Me permito la inmodestia de añadir otro rasgo que nos define a la mayoría con contadas excepciones: somos el “animal nacionalista”. Sé que más de uno va a negar con la cabeza y autoexcluirse de la lista. Seguramente tiene razón, pero analicemos un poco esta condición que yo creo inherente a la raza humana por nuestro comportamiento en situaciones cotidianas diversas.
Esta semana mostraron por enésima vez a los lugareños de Tordesillas a cuenta de su Toro de la Vega y se vio en pantalla a parejas jóvenes, orgullosos de su tradición de matar al astado lanceándolo en la calle entre todos. Estoy convencido de que esa buena gente -este año tranquilos y contentos porque los animalistas no se acercaron a joder la marrana con sus protestas- solo encuentra sentido a este festejo porque han nacido allí. Si el feliz alumbramiento se hubiera producido a unos kilómetros de distancia, les resbalaría mantener ese ritual o incluso les repugnaría... Aunque en tal caso muy probablemente les parecería lo más de lo más llevar a hombros la estatua de una Virgen en Procesión durante la Semana Santa, pongamos por caso. Igualmente, esa liturgia sería para ellos un sagrado acontecimiento sin parangón con ninguna otra festividad. Y así sucesivamente, se podría aplicar con los Moros y Cristianos, las Fallas, las Hogueras, el queso de Cabrales, el turrón de Jijona, la pólvora de las mascletás, el Misteri d'Elx, el Camino de Santiago...

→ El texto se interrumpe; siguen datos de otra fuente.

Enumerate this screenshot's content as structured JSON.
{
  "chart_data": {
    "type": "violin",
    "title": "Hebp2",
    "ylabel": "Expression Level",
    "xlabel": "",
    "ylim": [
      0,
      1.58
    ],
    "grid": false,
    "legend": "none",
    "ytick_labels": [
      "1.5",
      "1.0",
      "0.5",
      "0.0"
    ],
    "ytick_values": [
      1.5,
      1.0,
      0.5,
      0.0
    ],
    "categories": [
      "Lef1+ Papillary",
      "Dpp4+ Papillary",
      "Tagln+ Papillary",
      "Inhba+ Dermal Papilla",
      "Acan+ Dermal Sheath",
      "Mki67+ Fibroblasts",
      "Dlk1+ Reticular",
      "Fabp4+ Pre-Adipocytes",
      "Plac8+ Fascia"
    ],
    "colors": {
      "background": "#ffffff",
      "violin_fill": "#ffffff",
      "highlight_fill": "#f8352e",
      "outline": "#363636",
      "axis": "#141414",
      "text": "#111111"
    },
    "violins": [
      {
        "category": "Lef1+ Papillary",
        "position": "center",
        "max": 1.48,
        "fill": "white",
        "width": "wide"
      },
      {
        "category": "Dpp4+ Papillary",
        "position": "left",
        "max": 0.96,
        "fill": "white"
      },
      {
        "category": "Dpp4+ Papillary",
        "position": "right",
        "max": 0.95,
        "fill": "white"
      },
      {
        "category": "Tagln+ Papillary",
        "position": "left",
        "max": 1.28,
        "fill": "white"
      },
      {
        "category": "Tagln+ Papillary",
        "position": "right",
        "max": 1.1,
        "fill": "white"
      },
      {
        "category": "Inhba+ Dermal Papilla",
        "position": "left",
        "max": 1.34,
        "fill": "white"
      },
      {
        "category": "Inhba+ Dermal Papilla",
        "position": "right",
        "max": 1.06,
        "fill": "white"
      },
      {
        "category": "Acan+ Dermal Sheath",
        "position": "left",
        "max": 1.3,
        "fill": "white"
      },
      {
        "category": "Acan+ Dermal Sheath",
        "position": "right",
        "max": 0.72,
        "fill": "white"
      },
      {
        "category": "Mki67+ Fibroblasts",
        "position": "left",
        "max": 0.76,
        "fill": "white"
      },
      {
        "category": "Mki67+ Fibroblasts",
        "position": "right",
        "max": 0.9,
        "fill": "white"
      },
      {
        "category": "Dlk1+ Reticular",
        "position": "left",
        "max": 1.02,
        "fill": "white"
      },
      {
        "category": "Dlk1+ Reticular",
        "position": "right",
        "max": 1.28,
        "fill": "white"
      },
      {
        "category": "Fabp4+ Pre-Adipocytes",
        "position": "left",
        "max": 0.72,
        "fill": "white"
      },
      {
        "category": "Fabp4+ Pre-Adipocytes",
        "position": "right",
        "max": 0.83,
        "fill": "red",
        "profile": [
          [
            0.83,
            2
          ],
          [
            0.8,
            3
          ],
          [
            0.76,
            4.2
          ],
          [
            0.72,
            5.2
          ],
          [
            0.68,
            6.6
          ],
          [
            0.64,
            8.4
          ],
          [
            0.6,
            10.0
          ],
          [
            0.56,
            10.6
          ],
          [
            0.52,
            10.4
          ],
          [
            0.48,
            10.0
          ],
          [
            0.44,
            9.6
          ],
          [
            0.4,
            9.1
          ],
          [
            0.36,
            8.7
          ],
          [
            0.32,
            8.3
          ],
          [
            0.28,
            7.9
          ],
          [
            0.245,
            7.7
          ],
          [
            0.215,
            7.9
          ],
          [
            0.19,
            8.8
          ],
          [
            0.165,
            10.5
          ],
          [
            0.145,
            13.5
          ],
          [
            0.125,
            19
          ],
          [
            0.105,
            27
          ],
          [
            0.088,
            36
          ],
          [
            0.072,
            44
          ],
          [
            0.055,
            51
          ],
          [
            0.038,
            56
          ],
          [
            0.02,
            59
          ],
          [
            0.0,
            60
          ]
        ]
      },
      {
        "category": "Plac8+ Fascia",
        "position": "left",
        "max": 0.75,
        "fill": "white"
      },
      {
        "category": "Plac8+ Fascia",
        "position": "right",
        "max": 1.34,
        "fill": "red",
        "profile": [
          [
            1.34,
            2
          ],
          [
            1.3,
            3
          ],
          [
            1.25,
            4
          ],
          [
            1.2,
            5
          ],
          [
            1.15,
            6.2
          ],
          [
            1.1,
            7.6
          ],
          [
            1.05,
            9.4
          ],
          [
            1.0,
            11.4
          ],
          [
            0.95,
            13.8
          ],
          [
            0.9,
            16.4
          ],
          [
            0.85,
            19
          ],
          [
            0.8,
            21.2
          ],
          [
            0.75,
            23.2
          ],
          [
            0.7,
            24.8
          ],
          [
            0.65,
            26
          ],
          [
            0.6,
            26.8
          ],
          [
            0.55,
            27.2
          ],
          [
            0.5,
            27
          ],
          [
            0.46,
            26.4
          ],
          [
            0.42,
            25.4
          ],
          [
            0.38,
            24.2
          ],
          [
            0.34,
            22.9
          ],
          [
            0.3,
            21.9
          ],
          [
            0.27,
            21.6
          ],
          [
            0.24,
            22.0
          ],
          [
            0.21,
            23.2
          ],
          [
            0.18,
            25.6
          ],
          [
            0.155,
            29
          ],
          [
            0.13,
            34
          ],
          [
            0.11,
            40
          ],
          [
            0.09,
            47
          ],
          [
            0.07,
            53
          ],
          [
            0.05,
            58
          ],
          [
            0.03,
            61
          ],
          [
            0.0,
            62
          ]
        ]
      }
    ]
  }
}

Llevemos los ejemplos de la “grandeza” de mi pueblo -el que sea- a escala internacional. Más de lo mismo: un francés dirá que España no es un país serio porque no se come a las 12 en punto del mediodía, mientras que un español dirá que como aquí no se come en ningún lugar del mundo y que qué se puede esperar de Francia si en cualquier bar de la esquina no hay bocadillos de calamares o platos combinados. Para un británico no existe comparación con su Reina y un alemán siente la superioridad de su economía desde tiempo inmemorial y está harto de mantener a gandules de los países del Sur, etcétera.
Ese sentimiento innato de que mi pueblo es el mejor parece impreso en el ADN de todos y a algunos no se les borra ni viajando, sana costumbre que suele imprimir un carácter más cosmopolita al individuo. Miren, si no, a los impresentables manipuladores del nacionalismo independentista catalán. Nunca me cansaré de repetirlo: ¿referéndum? Claro que sí, para eso y para muchas otras cosas trascendentes, yo haría casi uno al mes. Pero si la motivación es porque “España nos roba”, eso solo se merece un boicot de los consumidores del resto de la Península Ibérica, para que aprendan dónde tienen su clientela y en qué sustentan su riqueza.